One of the good signs of agency growth is when it comes from existing clients, because that means you have people who realize what you do works.

Who do you think is producing effective work right now?

I like the Volkswagen work from BMP DDB in the U.K. The ads have a very nice, contemporary tone with that kind of confidence that the best VW advertising accomplishes. They’re humorous and very simple.

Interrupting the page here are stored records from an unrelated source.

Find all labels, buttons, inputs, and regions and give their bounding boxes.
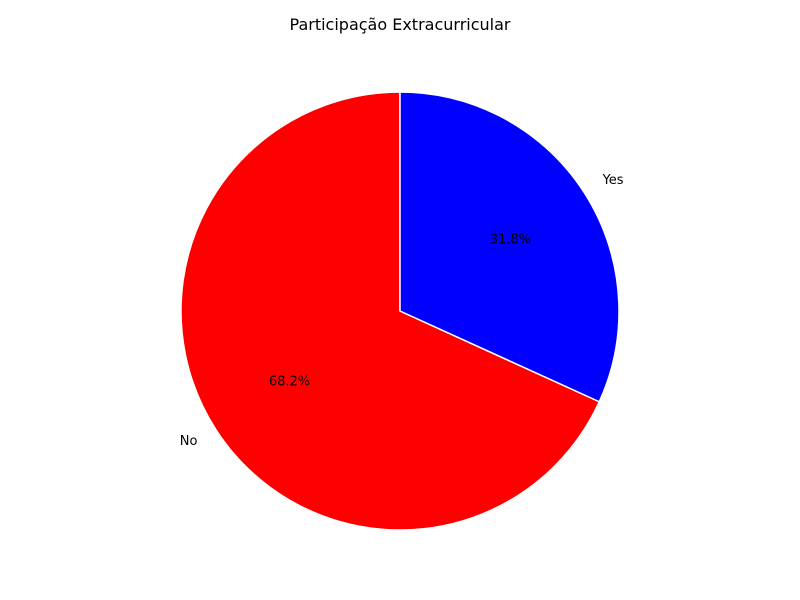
pie-slices bbox=[180, 91, 620, 531]
pie-labels: 68.2% No 31.8% Yes bbox=[180, 173, 624, 449]
pct-label-no: 68.2% bbox=[269, 375, 310, 390]
pct-label-yes: 31.8% bbox=[490, 232, 531, 247]
pie-slice-no bbox=[180, 91, 601, 531]
pie-slice-yes bbox=[399, 91, 620, 403]
chart-title: Participação Extracurricular bbox=[290, 15, 511, 34]
slice-label-yes: Yes bbox=[602, 173, 624, 188]
slice-label-no: No bbox=[180, 434, 198, 449]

For example, there’s one spot where you see a man walking his dog back to his car, but they’ve been in the woods and it’s muddy. He puts the dog in the taxi, and the taxi drives away. There’s no commentary. It’s not an ad that’s full of action, devices or computer graphics. These commercials stand out because they are beautifully shot and written and they make one point about the car and the brand. They’re just very elegant and powerful.

Is simple more effective?

It’s a choice. I’ve always liked it as a writer myself. In particular, if you’re dealing in 30 seconds, it’s better to make one point that people can hold onto than three points that they drop. I think too much clutter can stop communication. You should put something in a commercial that gets attention, but it better be relevant to what you’re trying to sell, as well as to your market. And try to put it across with some sort of charm, wit or drama, so there’s a reward in watching it.

Over and above the selling message, [consumers] also take in the tone and generosity of the advertiser. In the same way that we like certain people because they have a light touch, I think you like certain advertisers because they have a voice or attitude. I think giving a client a voice is one of the most important things an agency does.

How do you think smaller markets, like Canada, can build an international reputation for its advertising?

Great work is the best calling card. If you look at what has happened in South America and some European companies like Spain, which has become a creative hotbed, it’s always the work that counts. If it’s great work, it gets around to your peers in the industry and internationally.

That isn’t to say there isn’t great work coming out of Canada. If it truly is great, it will solve the problem. Mostly the impetus for creative revolutions come from the independent small startups, which then sometimes grow and get absorbed into big organizations.

It starts with the rebels who start [their own] agencies because they are dissatisfied with the way things are being done where they’re currently working. They think they can do it better. And I think that’s the grit that produces.